In June 2011, Jim Decker of Shelton said he was hiking in a nearby area, on the Mount Rose trail near Lake Cushman, when he encountered a mountain goat that stalked him persistently before finally backing off.

There are about 2,000 to 3,000 mountain goats in Washington state. They have razor-sharp horns and hooves, and furry bodies covered by long, white hair.

Their habitat stretches from the northern border through the Cascade Mountains to the Oregon border.

They were introduced into the Olympic Mountains from Alaska in the 1920s for hunters. About 400 mountain goats are in Olympic National Park.

After Boardman’s death, park rangers warned hikers to keep at least 50 yards away from goats and not to urinate on trails.

The park said the urine creates a long salt lick, attracting the animals.

Last September, a ranger operating under new mountain goat management rules shot and killed a mountain goat that had refused to leave a campsite near Olympic National Park’s Upper Royal Basin for three days.

The federal government has denied it was negligent in the 2010 death of Boardman and said his family is not entitled to damages.

The assertions are contained in U.S. Attorney Jenny Durkan’s Jan. 9 answer to a Nov. 1, 2011, wrongful-death lawsuit filed by Boardman’s wife, Susan Chadd; his stepson, Jacob Haverfield; and Boardman’s estate against the U.S. government in federal district court in Tacoma.

The lawsuit, which asks for a judgment of an unspecified amount that “will justly compensate them for their losses,” says Olympic National Park was negligent for not removing the mountain goat from the park after it repeatedly harassed and threatened hikers on Klahhane Ridge’s well-traveled Switchback Trail, where Boardman was killed.

“The injuries and damages alleged in plaintiffs’ amended complaint were not actually or proximately caused by or contributed to by any negligent or wrongful act or omission of any agent, employee or representative of the United States,” Durkan said in her filing.

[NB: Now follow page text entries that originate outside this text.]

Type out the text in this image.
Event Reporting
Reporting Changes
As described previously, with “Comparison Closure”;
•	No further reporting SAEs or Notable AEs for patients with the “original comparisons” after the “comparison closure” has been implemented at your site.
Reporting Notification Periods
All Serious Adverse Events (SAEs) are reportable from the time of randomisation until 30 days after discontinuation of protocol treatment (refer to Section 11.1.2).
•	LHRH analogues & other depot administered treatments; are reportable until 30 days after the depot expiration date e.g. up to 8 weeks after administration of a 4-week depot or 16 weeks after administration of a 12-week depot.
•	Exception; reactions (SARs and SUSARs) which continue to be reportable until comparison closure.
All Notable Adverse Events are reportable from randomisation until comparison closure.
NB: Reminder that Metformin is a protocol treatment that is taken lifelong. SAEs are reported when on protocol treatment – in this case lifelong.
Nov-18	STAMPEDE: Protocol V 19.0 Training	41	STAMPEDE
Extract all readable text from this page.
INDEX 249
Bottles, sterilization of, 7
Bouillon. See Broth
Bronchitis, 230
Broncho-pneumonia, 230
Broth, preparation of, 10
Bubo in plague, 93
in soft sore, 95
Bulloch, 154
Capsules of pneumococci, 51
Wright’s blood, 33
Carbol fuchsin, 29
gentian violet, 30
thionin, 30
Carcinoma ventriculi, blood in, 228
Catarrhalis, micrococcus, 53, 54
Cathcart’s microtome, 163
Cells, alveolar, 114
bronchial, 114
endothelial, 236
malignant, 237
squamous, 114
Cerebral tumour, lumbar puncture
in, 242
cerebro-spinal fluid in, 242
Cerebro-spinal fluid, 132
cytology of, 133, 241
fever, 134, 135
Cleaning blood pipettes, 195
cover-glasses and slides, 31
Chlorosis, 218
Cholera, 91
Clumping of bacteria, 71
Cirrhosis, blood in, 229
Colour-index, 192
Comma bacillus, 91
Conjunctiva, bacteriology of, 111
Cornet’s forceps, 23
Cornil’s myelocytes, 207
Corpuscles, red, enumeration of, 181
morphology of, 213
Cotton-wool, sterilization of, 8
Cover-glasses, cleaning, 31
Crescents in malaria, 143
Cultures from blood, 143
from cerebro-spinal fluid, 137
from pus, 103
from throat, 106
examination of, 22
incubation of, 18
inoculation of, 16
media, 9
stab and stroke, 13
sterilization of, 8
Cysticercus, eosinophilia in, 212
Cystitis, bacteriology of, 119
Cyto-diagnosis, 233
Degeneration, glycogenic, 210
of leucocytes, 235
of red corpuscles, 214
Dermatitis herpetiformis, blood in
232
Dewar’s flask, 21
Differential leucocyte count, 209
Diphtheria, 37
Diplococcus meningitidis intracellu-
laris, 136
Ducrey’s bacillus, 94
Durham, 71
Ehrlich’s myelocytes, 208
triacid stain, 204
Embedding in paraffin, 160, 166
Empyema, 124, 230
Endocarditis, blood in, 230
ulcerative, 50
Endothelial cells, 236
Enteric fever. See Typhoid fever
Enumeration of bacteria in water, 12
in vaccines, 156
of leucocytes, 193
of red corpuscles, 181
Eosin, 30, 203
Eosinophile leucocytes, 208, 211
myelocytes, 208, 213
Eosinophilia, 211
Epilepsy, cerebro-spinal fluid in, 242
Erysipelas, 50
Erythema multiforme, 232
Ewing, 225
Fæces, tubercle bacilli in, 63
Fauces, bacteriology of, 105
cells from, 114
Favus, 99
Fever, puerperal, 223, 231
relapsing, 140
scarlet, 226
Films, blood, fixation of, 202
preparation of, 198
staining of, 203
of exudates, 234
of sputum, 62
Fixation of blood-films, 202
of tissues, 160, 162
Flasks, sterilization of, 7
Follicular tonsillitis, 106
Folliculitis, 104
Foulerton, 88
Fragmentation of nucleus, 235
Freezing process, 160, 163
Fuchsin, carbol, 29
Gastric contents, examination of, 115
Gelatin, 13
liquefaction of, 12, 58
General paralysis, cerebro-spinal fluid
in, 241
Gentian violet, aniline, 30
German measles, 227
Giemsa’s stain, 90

“Plaintiffs’ injuries and damages, if any, were caused by their own negligent acts or omissions, wrongdoing or failure to exercise due care on their part.”

Damages will be determined at trial, a date for which has not been set.

Claims filed by the family last summer with the federal government, which denied the claims, totaled more than $10 million.

Park officials have claimed they cannot identify the mountain goat that killed Boardman as the mountain goat that the park has referred to as Klahhane Billy and that is repeatedly named in the lawsuit.

The animal followed Boardman for about a half-mile before fatally spearing Boardman’s femoral artery with its horn.

The mountain goat then stood over Boardman for about 30 minutes, staring and pawing at the ground, making it impossible for Chadd and other hikers to reach him, according to park ranger reports of the incident.

Boardman died from blood loss in about five minutes, the reports said.

A park ranger shot the goat dead the same day.

A necropsy on the animal showed it was healthy and in rut for the mating season, park spokeswoman Barb Maynes said.

She said it was not known if that was a cause for the attack.

“It certainly could have been a contributing factor,” she said, “but there have been many other goats in rut, and this has not happened.”

Boardman — a musician, registered nurse and diabetes educator — had not acted aggressively toward the animal, according to the park’s investigation of the incident.

Witnesses said Boardman died a hero: He positioned himself between the charging mountain goat and other hikers on the trail, warning them to get away.

His widow told a park ranger that Boardman, a frequent hiker in the area, had complained to the park several times about an aggressive mountain goat at Klahhane Ridge “and couldn’t understand why the park hadn’t taken action with this goat,” according to records of the incident obtained by the Peninsula Daily News under a Freedom of Information Act request.

Chadd said in a subsequent interview that she couldn’t be sure if the goat her husband had contacted the park about was the same animal that killed him.